This elegant dessert is perfect for spring. It’s both fun to make and surprisingly easy, as there is no baking involved. The mold is lined with flavored ladyfingers and filled with strawberries and whipped cream. When it sets, you can decorate the top with extra strawberries, and perhaps a sprig of mint.
If possible, use a slope-sided charlotte mold. They come in all sizes, and here in France are generally made of aluminum. Lacking a charlotte mold, you can use a spring-form cake pan (but you will have to double or triple the recipe), a soufflé dish or a deep-sided bowl.
The ladyfingers will be dipped in flavored liquid before being placed in the mold. Crème de cassis is delightful as flavoring, while rum is more traditional — both need to be diluted in water. For the younger generation, use non-alcoholic strawberry syrup instead. This is widely available in France. To make your own, simply mash up some extra strawberries, sweeten with sugar and drain through a sieve to collect the juice.

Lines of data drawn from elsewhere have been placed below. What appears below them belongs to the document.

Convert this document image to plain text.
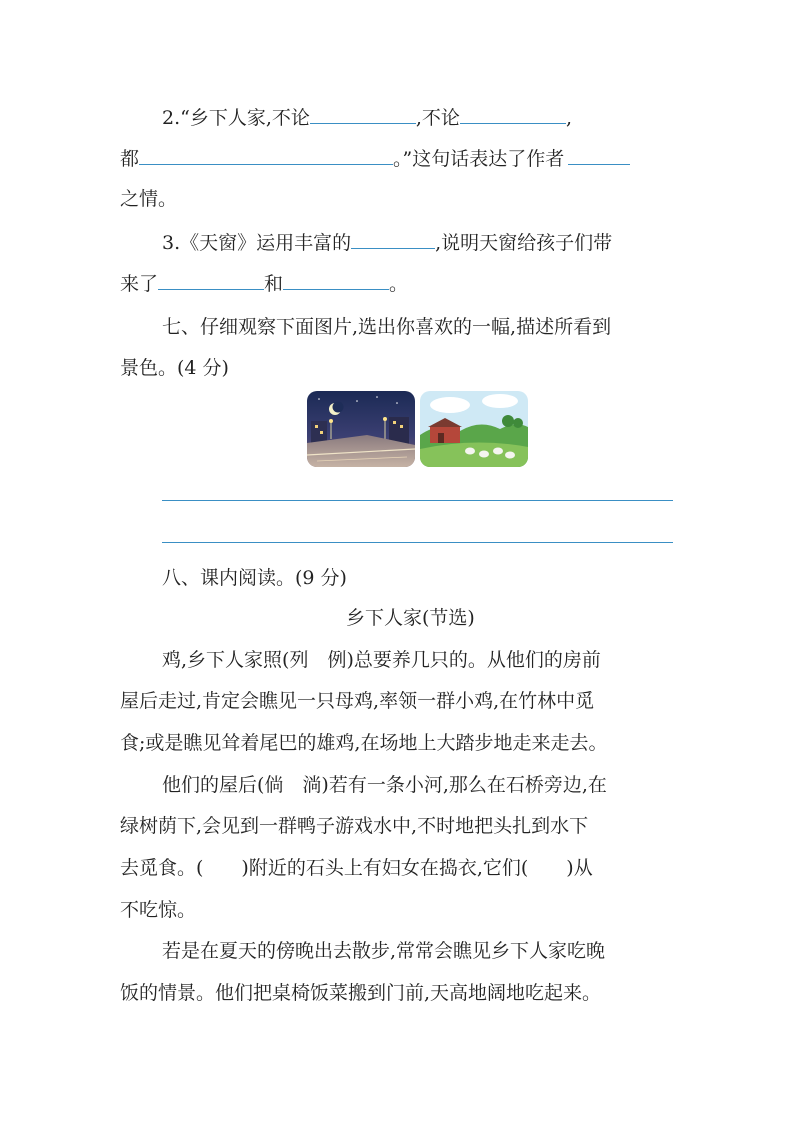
2.“乡下人家,不论	,不论	,
都	。”这句话表达了作者
之情。
3.《天窗》运用丰富的	,说明天窗给孩子们带
来了	和	。
七、仔细观察下面图片,选出你喜欢的一幅,描述所看到
景色。(4 分)
八、课内阅读。(9 分)
乡下人家(节选)
鸡,乡下人家照(列　例)总要养几只的。从他们的房前
屋后走过,肯定会瞧见一只母鸡,率领一群小鸡,在竹林中觅
食;或是瞧见耸着尾巴的雄鸡,在场地上大踏步地走来走去。
他们的屋后(倘　淌)若有一条小河,那么在石桥旁边,在
绿树荫下,会见到一群鸭子游戏水中,不时地把头扎到水下
去觅食。(　　)附近的石头上有妇女在捣衣,它们(　　)从
不吃惊。
若是在夏天的傍晚出去散步,常常会瞧见乡下人家吃晚
饭的情景。他们把桌椅饭菜搬到门前,天高地阔地吃起来。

The ingredients below will fill a 4-cup (1-liter) charlotte mold. The number of ladyfingers required will depend on their width and the size of your mold. A word to the wise: buy more than you think you will need.
1 pound (500 g) strawberries
1/2 cup (100 g) sugar
1 cup (25 cl; 1/2 pint) heavy cream
1/2 cup (10 cl) water
1/4 cup (5 cl) flavoring: crème de cassis, rum or strawberry syrup
24/30 ladyfingers (biscuits cuillère)
1 sprig of mint
Place a bowl in the fridge to chill. You will use this bowl for whipping the cream.
Prepare your charlotte mold. Place the mold right-side up over a sheet of parchment paper. Draw a circle around the bottom. Cut out the circle and place it inside the mold. This will make it easier to unmold the dessert.
Set aside 4-5 strawberries for decorating the charlotte.
Rinse the rest of the strawberries, drain well and remove the stems. Quarter lengthwise. Add 1/4 cup sugar. Set aside.
Whip the cream in your chilled bowl. When it starts to firm up, add the rest of the sugar (1/4 cup). Whip until very firm. Set aside.
Mix the water and flavoring together in a shallow bowl.
You will now line the sides and bottom of the mold with dipped ladyfingers, Dip the ladyfingers, one at a time, very quickly into the flavored sauce, first one side and then the other.
Begin by lining the sides of the mold, fitting the ladyfingers in tightly against each other. Then line the bottom — you will probably have to cut or tear one or two ladyfingers to achieve this.
Gently fold the whipped cream into the strawberries. Fill the mold halfway up. Add a horizontal layer of dipped ladyfingers. Add the rest of the strawberry mixture, then top with a final layer of ladyfingers.
Place a large plate over the mold and set a weight on it to help consolidate the cake while it is chilling. This can be a small milk or juice carton, a packet of rice or dried beans, etc.
Refrigerate for at least four hours.
To unmold the charlotte, run a knife around the edge, then place a serving plate over the cake and invert it. Tap the top of the mold with a knife before lifting it off. Remove the parchment paper.
Decorate the charlotte with the reserved strawberries and a sprig of mint. Serves 4-6.
Please note: There are many methods for making a charlotte, some of which use gelatin. I have chosen this more traditional method because it is much easier, and just as delicious.